Some one had killed an elk, and the animals or birds had eaten all the flesh and scattered the bones.  Wolverine came along and discovered the bones. He was very hungry.  He looked them all over, but could find nothing on them to eat.  Then he noticed the skull lying half concealed in the grass.  He found that it had been picked clean.  Only the brains remained inside. He wished very much to eat the brains, and squeezed his head into the skull.  After he had licked out the brains he found that he could not get his head out again.  He travelled about, being unable to see and to eat.  When he travelled through the woods, the antlers hit the trees and thus made him sore.  He said, "I shall die if people do not find me, and nobody will see me in the woods."  He came to a bushy part of the country.  The willows were so thick there, that he became exhausted from dragging the antlers through them.  At last he reached an open grassy country.  The grass did not impede him and did not make him sore.  Here he could be seen a long ways off.  He travelled about in the open country, and became very poor and weak.  At last a party of Indians who were hunting saw him.  They watched him.  Someone said it was an elk; and others said it was not, because its body was very low and near the ground.  They approached, and saw that it was Wolverine with his head in an elk's skull.  They broke the skull and released him.  Some say they killed him and then took off the skull.

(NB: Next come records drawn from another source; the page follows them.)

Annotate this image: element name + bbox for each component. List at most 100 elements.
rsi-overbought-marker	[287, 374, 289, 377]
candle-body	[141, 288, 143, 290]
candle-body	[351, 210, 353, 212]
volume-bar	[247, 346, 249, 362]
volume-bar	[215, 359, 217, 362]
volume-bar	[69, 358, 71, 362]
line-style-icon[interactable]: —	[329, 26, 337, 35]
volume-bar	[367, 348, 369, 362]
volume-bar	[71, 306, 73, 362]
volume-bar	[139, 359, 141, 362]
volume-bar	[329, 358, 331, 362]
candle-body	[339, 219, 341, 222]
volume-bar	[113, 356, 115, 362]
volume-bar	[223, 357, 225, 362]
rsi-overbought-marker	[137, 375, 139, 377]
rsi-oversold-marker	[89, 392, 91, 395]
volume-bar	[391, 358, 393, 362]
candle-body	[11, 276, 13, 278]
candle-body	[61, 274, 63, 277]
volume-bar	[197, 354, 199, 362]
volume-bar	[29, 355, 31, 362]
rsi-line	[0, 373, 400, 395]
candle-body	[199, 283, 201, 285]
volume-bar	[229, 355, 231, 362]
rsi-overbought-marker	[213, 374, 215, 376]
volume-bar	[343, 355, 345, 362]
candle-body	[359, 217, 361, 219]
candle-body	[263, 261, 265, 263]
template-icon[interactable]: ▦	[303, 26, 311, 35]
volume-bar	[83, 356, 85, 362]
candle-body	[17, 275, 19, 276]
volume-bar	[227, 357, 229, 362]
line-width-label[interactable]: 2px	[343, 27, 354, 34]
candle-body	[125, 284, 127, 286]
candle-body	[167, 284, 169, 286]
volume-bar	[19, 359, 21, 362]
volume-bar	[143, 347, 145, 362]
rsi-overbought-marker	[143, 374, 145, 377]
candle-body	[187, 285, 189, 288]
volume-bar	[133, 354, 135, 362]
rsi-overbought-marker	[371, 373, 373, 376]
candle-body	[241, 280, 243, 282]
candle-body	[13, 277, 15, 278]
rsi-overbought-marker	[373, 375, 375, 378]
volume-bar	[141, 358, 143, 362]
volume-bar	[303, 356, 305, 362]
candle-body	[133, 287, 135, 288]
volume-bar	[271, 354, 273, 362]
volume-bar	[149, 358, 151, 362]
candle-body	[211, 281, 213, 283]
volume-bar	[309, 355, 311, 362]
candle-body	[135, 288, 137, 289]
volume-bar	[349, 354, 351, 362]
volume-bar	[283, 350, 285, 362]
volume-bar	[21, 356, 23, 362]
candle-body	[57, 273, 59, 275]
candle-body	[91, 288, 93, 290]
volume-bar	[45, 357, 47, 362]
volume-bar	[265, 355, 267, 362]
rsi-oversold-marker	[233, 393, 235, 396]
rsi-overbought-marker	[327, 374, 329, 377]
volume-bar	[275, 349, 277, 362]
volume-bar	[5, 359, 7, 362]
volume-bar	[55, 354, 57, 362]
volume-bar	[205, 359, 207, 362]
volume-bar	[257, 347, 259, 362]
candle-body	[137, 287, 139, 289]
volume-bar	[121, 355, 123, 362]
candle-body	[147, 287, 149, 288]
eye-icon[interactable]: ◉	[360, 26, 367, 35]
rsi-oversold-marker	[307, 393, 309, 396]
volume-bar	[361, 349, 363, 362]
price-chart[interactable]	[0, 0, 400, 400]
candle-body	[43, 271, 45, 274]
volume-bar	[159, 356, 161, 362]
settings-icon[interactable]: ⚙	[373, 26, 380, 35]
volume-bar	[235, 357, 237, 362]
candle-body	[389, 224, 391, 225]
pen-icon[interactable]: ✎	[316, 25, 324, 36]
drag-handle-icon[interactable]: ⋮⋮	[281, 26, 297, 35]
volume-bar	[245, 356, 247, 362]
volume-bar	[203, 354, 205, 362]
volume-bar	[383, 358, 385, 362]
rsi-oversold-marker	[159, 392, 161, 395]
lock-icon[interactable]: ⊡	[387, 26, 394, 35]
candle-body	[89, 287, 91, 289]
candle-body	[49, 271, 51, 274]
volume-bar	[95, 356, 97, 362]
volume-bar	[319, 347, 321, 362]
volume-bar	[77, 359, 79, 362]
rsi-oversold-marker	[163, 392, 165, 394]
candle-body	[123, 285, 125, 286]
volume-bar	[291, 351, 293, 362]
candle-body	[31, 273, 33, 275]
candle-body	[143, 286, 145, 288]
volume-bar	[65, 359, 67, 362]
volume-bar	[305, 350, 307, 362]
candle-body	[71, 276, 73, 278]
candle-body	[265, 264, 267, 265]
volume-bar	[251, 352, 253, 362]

    1 The narrator said that the animal that chased Coyote was believed to be an elk, and that the incidents in the story happened in the upper part of the Nicola Valley.  A few people say that it was a buffalo, and that most of the incidents happened on the plains.  The story is old. - See BBAE 59 : 295 (note 1); this volume, p.76.
    2 Some informants say they were only bird-arrows.
    3 Many say he inserted arrow-stone, or placed sharp arrow-points in the tips.
    4 Ojibwa (Jones PAES 7 [pt. 2] : 123, 165, 419).